Survey gives glimpse into behaviours and attitudes towards contributions
The impact of the pandemic last year has been decidedly uneven, with many Canadians being forced further into debt as others benefit from increased savings due to lifestyle changes.
But a new survey suggests that, with respect to RRSP contributions, the overall upshot has been a limited impact on people’s ability or willingness to save for retirement.
In a study conducted by Pollara Strategic Insights for IG Wealth Management, one third of Canadians (31%) said they’d already contributed or were planning to contribute to their RRSPs before the March 1 deadline, in spite of disruptions caused by COVID-19.
The findings are in line with another survey conducted by Edward Jones, where one third of polled Canadians said they’re contributing to their RRSP.
Among the respondents who said they contributed or would be making contributions, there was a consensus that the pandemic has had little impact on their ability to save for their retirement through their RRSPs relative to last year.
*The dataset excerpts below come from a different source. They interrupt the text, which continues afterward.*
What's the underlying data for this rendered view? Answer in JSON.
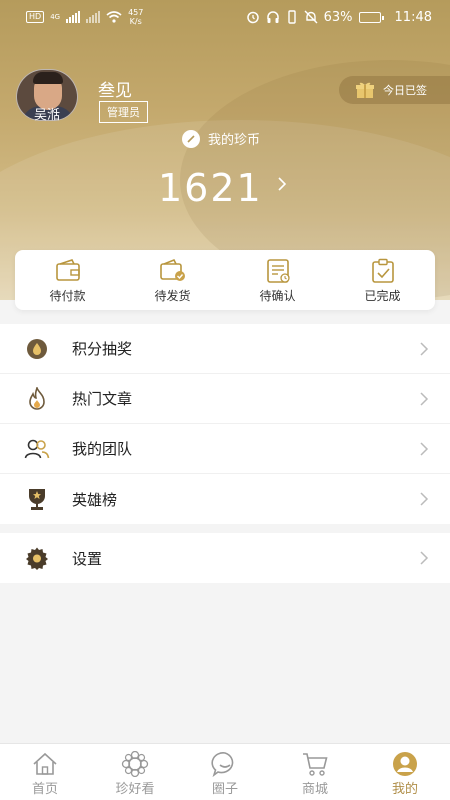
{
  "status_bar": {
    "hd_label": "HD",
    "net_label": "4G",
    "net_speed_value": "457",
    "net_speed_unit": "K/s",
    "battery": "63%",
    "battery_level": 0.63,
    "time": "11:48"
  },
  "profile": {
    "avatar_caption": "吴湉",
    "name": "叁见",
    "role": "管理员",
    "checkin_label": "今日已签"
  },
  "coins": {
    "label": "我的珍币",
    "value": "1621"
  },
  "orders": [
    {
      "label": "待付款",
      "icon": "wallet-icon"
    },
    {
      "label": "待发货",
      "icon": "package-check-icon"
    },
    {
      "label": "待确认",
      "icon": "document-clock-icon"
    },
    {
      "label": "已完成",
      "icon": "clipboard-check-icon"
    }
  ],
  "menu": [
    {
      "label": "积分抽奖",
      "icon": "drop-icon"
    },
    {
      "label": "热门文章",
      "icon": "flame-icon"
    },
    {
      "label": "我的团队",
      "icon": "team-icon"
    },
    {
      "label": "英雄榜",
      "icon": "trophy-icon"
    }
  ],
  "settings": {
    "label": "设置",
    "icon": "gear-icon"
  },
  "tabbar": [
    {
      "label": "首页",
      "icon": "home-icon",
      "active": false
    },
    {
      "label": "珍好看",
      "icon": "flower-icon",
      "active": false
    },
    {
      "label": "圈子",
      "icon": "chat-icon",
      "active": false
    },
    {
      "label": "商城",
      "icon": "cart-icon",
      "active": false
    },
    {
      "label": "我的",
      "icon": "user-icon",
      "active": true
    }
  ],
  "colors": {
    "gold": "#b59b5c",
    "active_tab": "#b08f4a",
    "icon_stroke": "#b8963e"
  }
}
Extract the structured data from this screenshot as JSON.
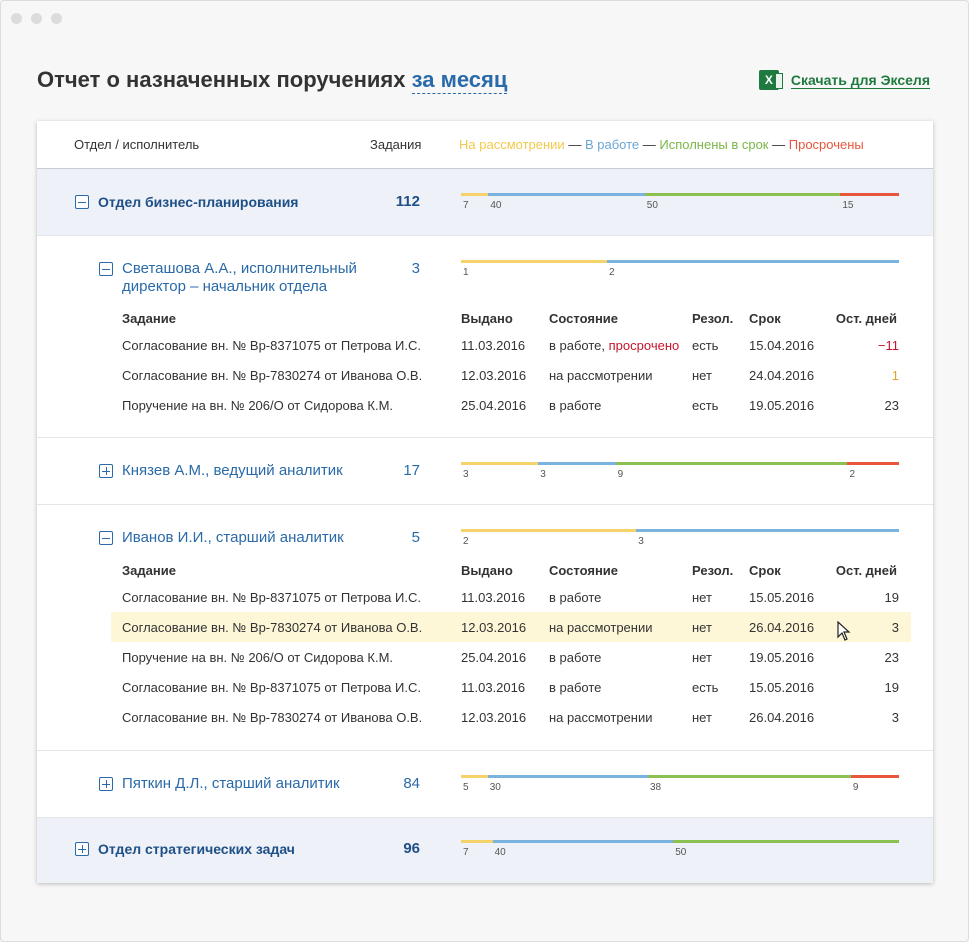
{
  "title": "Отчет о назначенных поручениях",
  "period": "за месяц",
  "download_label": "Скачать для Экселя",
  "columns": {
    "dept": "Отдел / исполнитель",
    "tasks": "Задания"
  },
  "legend": [
    {
      "label": "На рассмотрении",
      "color": "#f5d36a"
    },
    {
      "label": "В работе",
      "color": "#7ab3dd"
    },
    {
      "label": "Исполнены в срок",
      "color": "#8cc152"
    },
    {
      "label": "Просрочены",
      "color": "#e8573c"
    }
  ],
  "legend_sep": "—",
  "task_headers": [
    "Задание",
    "Выдано",
    "Состояние",
    "Резол.",
    "Срок",
    "Ост. дней"
  ],
  "departments": [
    {
      "name": "Отдел бизнес-планирования",
      "count": "112",
      "bar": [
        7,
        40,
        50,
        15
      ]
    },
    {
      "name": "Отдел стратегических задач",
      "count": "96",
      "bar": [
        7,
        40,
        50
      ]
    }
  ],
  "people": [
    {
      "name": "Светашова А.А., исполнительный директор – начальник отдела",
      "count": "3",
      "bar": [
        1,
        2
      ],
      "tasks": [
        {
          "task": "Согласование вн. № Вр-8371075 от Петрова И.С.",
          "issued": "11.03.2016",
          "state": "в работе, ",
          "state_alert": "просрочено",
          "res": "есть",
          "due": "15.04.2016",
          "left": "−11"
        },
        {
          "task": "Согласование вн. № Вр-7830274 от Иванова О.В.",
          "issued": "12.03.2016",
          "state": "на рассмотрении",
          "state_alert": "",
          "res": "нет",
          "due": "24.04.2016",
          "left": "1"
        },
        {
          "task": "Поручение на вн. № 206/О от Сидорова К.М.",
          "issued": "25.04.2016",
          "state": "в работе",
          "state_alert": "",
          "res": "есть",
          "due": "19.05.2016",
          "left": "23"
        }
      ]
    },
    {
      "name": "Князев А.М., ведущий аналитик",
      "count": "17",
      "bar": [
        3,
        3,
        9,
        2
      ]
    },
    {
      "name": "Иванов И.И., старший аналитик",
      "count": "5",
      "bar": [
        2,
        3
      ],
      "tasks": [
        {
          "task": "Согласование вн. № Вр-8371075 от Петрова И.С.",
          "issued": "11.03.2016",
          "state": "в работе",
          "res": "нет",
          "due": "15.05.2016",
          "left": "19"
        },
        {
          "task": "Согласование вн. № Вр-7830274 от Иванова О.В.",
          "issued": "12.03.2016",
          "state": "на рассмотрении",
          "res": "нет",
          "due": "26.04.2016",
          "left": "3"
        },
        {
          "task": "Поручение на вн. № 206/О от Сидорова К.М.",
          "issued": "25.04.2016",
          "state": "в работе",
          "res": "нет",
          "due": "19.05.2016",
          "left": "23"
        },
        {
          "task": "Согласование вн. № Вр-8371075 от Петрова И.С.",
          "issued": "11.03.2016",
          "state": "в работе",
          "res": "есть",
          "due": "15.05.2016",
          "left": "19"
        },
        {
          "task": "Согласование вн. № Вр-7830274 от Иванова О.В.",
          "issued": "12.03.2016",
          "state": "на рассмотрении",
          "res": "нет",
          "due": "26.04.2016",
          "left": "3"
        }
      ]
    },
    {
      "name": "Пяткин Д.Л., старший аналитик",
      "count": "84",
      "bar": [
        5,
        30,
        38,
        9
      ]
    }
  ]
}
"It's encouraging to see that Canadians are continuing to prioritize retirement planning during this challenging period," said IG Wealth Management President and CEO Damon Murchison. “RRSP contributions can play a key role when saving for retirement.”
Delving further into the results, just nine per cent said that they’re contributing less to their RRSPs this year. Another 13% said they plan to contribute more, while 20% said they’ll be putting in the same amount as they did last year. Overall, the average amount adult Canadians said they’re intending to put in their RRSPs for the 2020 tax year is $4,000.
While the results paint a positive picture of individuals who keep on keeping on with their retirement savings plans, the ideal strategy would consider all pillars of retirement income.
As Murchison noted, Canadians preparing for their post-work life must take into account all potential sources of retirement income, including both registered and non-registered investments; government-provided pension income; and private pension plans.
Canadians planning in preparation for their ideal retirement lifestyle, Murchison said, can benefit from working with professional advisors who are able to “take into consideration other financial dimensions, such as insurance, tax strategies, estate planning and budgeting.”